Exhausted, and struggling to cope with the conditions, Sunderland couldn’t recover and were eliminated from the tournament at the first stage. It was their final game of a disappointing season, although they had reached the FA Cup semi final, the team that had dominated the middle of the decade seemed to be running out of steam with Arsenal, Everton, and Wolves taking over the mantel of the top sides in the division.

This was only a few months before the outbreak of global war once more. Our goalscorer Saunders served as a sergeant in the British Army during the war and would be tragically killed by a Japanese torpedo three years later when attempting to escape the invasion of Singapore and Malaya aboard the Dutch steamer SS Rooseboom. Things would never quite be the same again for Sunderland AFC, and the club’s golden age was behind us.


Celtic would go on to beat Hearts in the semis and Everton in the final to lift the trophy.

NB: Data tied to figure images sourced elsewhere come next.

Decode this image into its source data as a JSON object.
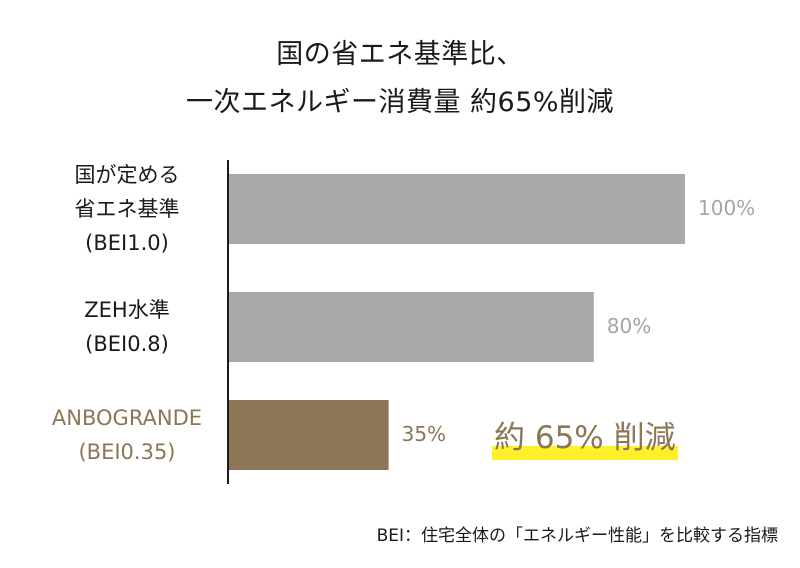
{
  "chart_data": {
    "type": "bar",
    "orientation": "horizontal",
    "title_lines": [
      "国の省エネ基準比、",
      "一次エネルギー消費量 約65%削減"
    ],
    "categories": [
      {
        "lines": [
          "国が定める",
          "省エネ基準",
          "(BEI1.0)"
        ],
        "value": 100,
        "label": "100%",
        "color": "#a9a9a9",
        "label_color": "#1a1a1a"
      },
      {
        "lines": [
          "ZEH水準",
          "(BEI0.8)"
        ],
        "value": 80,
        "label": "80%",
        "color": "#a9a9a9",
        "label_color": "#1a1a1a"
      },
      {
        "lines": [
          "ANBOGRANDE",
          "(BEI0.35)"
        ],
        "value": 35,
        "label": "35%",
        "color": "#8c7656",
        "label_color": "#8c7656"
      }
    ],
    "xlim": [
      0,
      100
    ],
    "annotation": "約 65% 削減",
    "footnote": "BEI：住宅全体の「エネルギー性能」を比較する指標",
    "highlight_color": "#fff02a",
    "grid": false
  }
}
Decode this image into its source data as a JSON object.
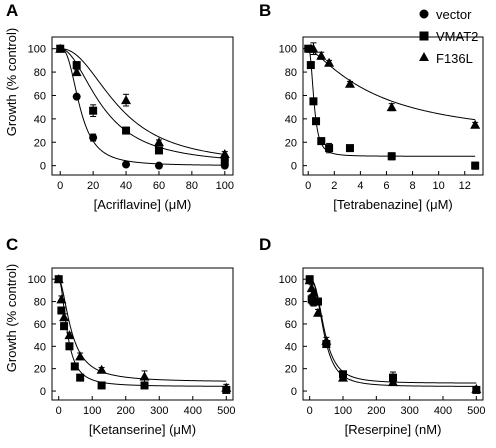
{
  "figure": {
    "y_axis_title": "Growth (% control)",
    "legend": [
      {
        "name": "vector",
        "marker": "circle"
      },
      {
        "name": "VMAT2",
        "marker": "square"
      },
      {
        "name": "F136L",
        "marker": "triangle"
      }
    ]
  },
  "chart_data": [
    {
      "type": "scatter",
      "panel": "A",
      "xlabel": "[Acriflavine] (μM)",
      "ylabel": "Growth (% control)",
      "xlim": [
        -5,
        105
      ],
      "ylim": [
        -8,
        110
      ],
      "xticks": [
        0,
        20,
        40,
        60,
        80,
        100
      ],
      "yticks": [
        0,
        20,
        40,
        60,
        80,
        100
      ],
      "grid": false,
      "series": [
        {
          "name": "vector",
          "marker": "circle",
          "points": [
            {
              "x": 0,
              "y": 100
            },
            {
              "x": 10,
              "y": 59
            },
            {
              "x": 20,
              "y": 24
            },
            {
              "x": 40,
              "y": 1
            },
            {
              "x": 60,
              "y": 0
            },
            {
              "x": 100,
              "y": 0
            }
          ],
          "errors": [
            1,
            1,
            3,
            1,
            1,
            1
          ],
          "fit": {
            "top": 100,
            "bottom": 0,
            "ec50": 12,
            "hill": 2.6
          }
        },
        {
          "name": "VMAT2",
          "marker": "square",
          "points": [
            {
              "x": 0,
              "y": 100
            },
            {
              "x": 10,
              "y": 86
            },
            {
              "x": 20,
              "y": 47
            },
            {
              "x": 40,
              "y": 30
            },
            {
              "x": 60,
              "y": 13
            },
            {
              "x": 100,
              "y": 4
            }
          ],
          "errors": [
            1,
            2,
            5,
            2,
            2,
            1
          ],
          "fit": {
            "top": 100,
            "bottom": 0,
            "ec50": 26,
            "hill": 2.0
          }
        },
        {
          "name": "F136L",
          "marker": "triangle",
          "points": [
            {
              "x": 0,
              "y": 100
            },
            {
              "x": 10,
              "y": 80
            },
            {
              "x": 40,
              "y": 56
            },
            {
              "x": 60,
              "y": 20
            },
            {
              "x": 100,
              "y": 10
            }
          ],
          "errors": [
            1,
            2,
            5,
            2,
            2
          ],
          "fit": {
            "top": 100,
            "bottom": 0,
            "ec50": 36,
            "hill": 2.2
          }
        }
      ]
    },
    {
      "type": "scatter",
      "panel": "B",
      "xlabel": "[Tetrabenazine] (μM)",
      "ylabel": "",
      "xlim": [
        -0.4,
        13.4
      ],
      "ylim": [
        -8,
        110
      ],
      "xticks": [
        0,
        2,
        4,
        6,
        8,
        10,
        12
      ],
      "yticks": [
        0,
        20,
        40,
        60,
        80,
        100
      ],
      "grid": false,
      "series": [
        {
          "name": "VMAT2",
          "marker": "square",
          "points": [
            {
              "x": 0,
              "y": 100
            },
            {
              "x": 0.2,
              "y": 86
            },
            {
              "x": 0.4,
              "y": 55
            },
            {
              "x": 0.6,
              "y": 38
            },
            {
              "x": 1,
              "y": 21
            },
            {
              "x": 1.6,
              "y": 15
            },
            {
              "x": 3.2,
              "y": 15
            },
            {
              "x": 6.4,
              "y": 8
            },
            {
              "x": 12.8,
              "y": 0
            }
          ],
          "errors": [
            2,
            2,
            2,
            2,
            2,
            4,
            1,
            3,
            3
          ],
          "fit": {
            "top": 100,
            "bottom": 8,
            "ec50": 0.45,
            "hill": 2.5
          }
        },
        {
          "name": "F136L",
          "marker": "triangle",
          "points": [
            {
              "x": 0.2,
              "y": 100
            },
            {
              "x": 0.4,
              "y": 100
            },
            {
              "x": 1,
              "y": 94
            },
            {
              "x": 1.6,
              "y": 88
            },
            {
              "x": 3.2,
              "y": 70
            },
            {
              "x": 6.4,
              "y": 50
            },
            {
              "x": 12.8,
              "y": 35
            }
          ],
          "errors": [
            2,
            5,
            3,
            2,
            2,
            3,
            2
          ],
          "fit": {
            "top": 100,
            "bottom": 20,
            "ec50": 5.3,
            "hill": 1.3
          }
        }
      ]
    },
    {
      "type": "scatter",
      "panel": "C",
      "xlabel": "[Ketanserine] (μM)",
      "ylabel": "Growth (% control)",
      "xlim": [
        -20,
        520
      ],
      "ylim": [
        -8,
        110
      ],
      "xticks": [
        0,
        100,
        200,
        300,
        400,
        500
      ],
      "yticks": [
        0,
        20,
        40,
        60,
        80,
        100
      ],
      "grid": false,
      "series": [
        {
          "name": "VMAT2",
          "marker": "square",
          "points": [
            {
              "x": 0,
              "y": 100
            },
            {
              "x": 8,
              "y": 72
            },
            {
              "x": 16,
              "y": 58
            },
            {
              "x": 32,
              "y": 40
            },
            {
              "x": 48,
              "y": 22
            },
            {
              "x": 64,
              "y": 12
            },
            {
              "x": 128,
              "y": 5
            },
            {
              "x": 256,
              "y": 5
            },
            {
              "x": 500,
              "y": 1
            }
          ],
          "errors": [
            2,
            3,
            3,
            2,
            2,
            2,
            2,
            2,
            2
          ],
          "fit": {
            "top": 100,
            "bottom": 4,
            "ec50": 26,
            "hill": 2.0
          }
        },
        {
          "name": "F136L",
          "marker": "triangle",
          "points": [
            {
              "x": 0,
              "y": 100
            },
            {
              "x": 8,
              "y": 82
            },
            {
              "x": 16,
              "y": 66
            },
            {
              "x": 32,
              "y": 50
            },
            {
              "x": 64,
              "y": 31
            },
            {
              "x": 128,
              "y": 19
            },
            {
              "x": 256,
              "y": 13
            },
            {
              "x": 500,
              "y": 3
            }
          ],
          "errors": [
            2,
            3,
            3,
            2,
            3,
            2,
            5,
            3
          ],
          "fit": {
            "top": 100,
            "bottom": 8,
            "ec50": 38,
            "hill": 1.8
          }
        }
      ]
    },
    {
      "type": "scatter",
      "panel": "D",
      "xlabel": "[Reserpine] (nM)",
      "ylabel": "",
      "xlim": [
        -20,
        520
      ],
      "ylim": [
        -8,
        110
      ],
      "xticks": [
        0,
        100,
        200,
        300,
        400,
        500
      ],
      "yticks": [
        0,
        20,
        40,
        60,
        80,
        100
      ],
      "grid": false,
      "series": [
        {
          "name": "VMAT2",
          "marker": "square",
          "points": [
            {
              "x": 0,
              "y": 100
            },
            {
              "x": 6,
              "y": 82
            },
            {
              "x": 12,
              "y": 80
            },
            {
              "x": 25,
              "y": 80
            },
            {
              "x": 50,
              "y": 42
            },
            {
              "x": 100,
              "y": 15
            },
            {
              "x": 250,
              "y": 12
            },
            {
              "x": 500,
              "y": 1
            }
          ],
          "errors": [
            2,
            4,
            4,
            3,
            3,
            2,
            5,
            2
          ],
          "fit": {
            "top": 100,
            "bottom": 4,
            "ec50": 43,
            "hill": 2.6
          }
        },
        {
          "name": "F136L",
          "marker": "triangle",
          "points": [
            {
              "x": 0,
              "y": 99
            },
            {
              "x": 6,
              "y": 92
            },
            {
              "x": 12,
              "y": 88
            },
            {
              "x": 25,
              "y": 70
            },
            {
              "x": 50,
              "y": 45
            },
            {
              "x": 100,
              "y": 12
            },
            {
              "x": 250,
              "y": 8
            },
            {
              "x": 500,
              "y": 2
            }
          ],
          "errors": [
            2,
            3,
            3,
            3,
            3,
            2,
            2,
            2
          ],
          "fit": {
            "top": 100,
            "bottom": 7,
            "ec50": 45,
            "hill": 2.6
          }
        }
      ]
    }
  ]
}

Over 12.8 million would attend the Exhibition overall, which made a loss of £130,000 but left some fine art-deco architecture in and around the city.

The imperial realm itself would, thankfully for the hundreds of millions who suffered the degradation of foreign domination over centuries, begin to disintegrate shortly after the end of the second world war, defeated by the forces of nationalism, socialism, and post-war economics.

Its legacy remains with us to this day, unresolved to a large extent, whitewashed by an education system obsessed with Tudors and Nazis, and celebrated by those who know little of the actual history or intergenerational consequences of European colonialism.

But the “joint enterprise” of England and Scotland in developing and popularising football and other organised sports across the world is perhaps the single most incontrovertibly positive mark that the British empire left on the modern world.

It is a relationship that created our club, made it great, and continues to shape its present and future. It bridges sectarian, national, and linguistic divisions to provide a common reference point for all people, and for that, it’s worth celebrating each and every day.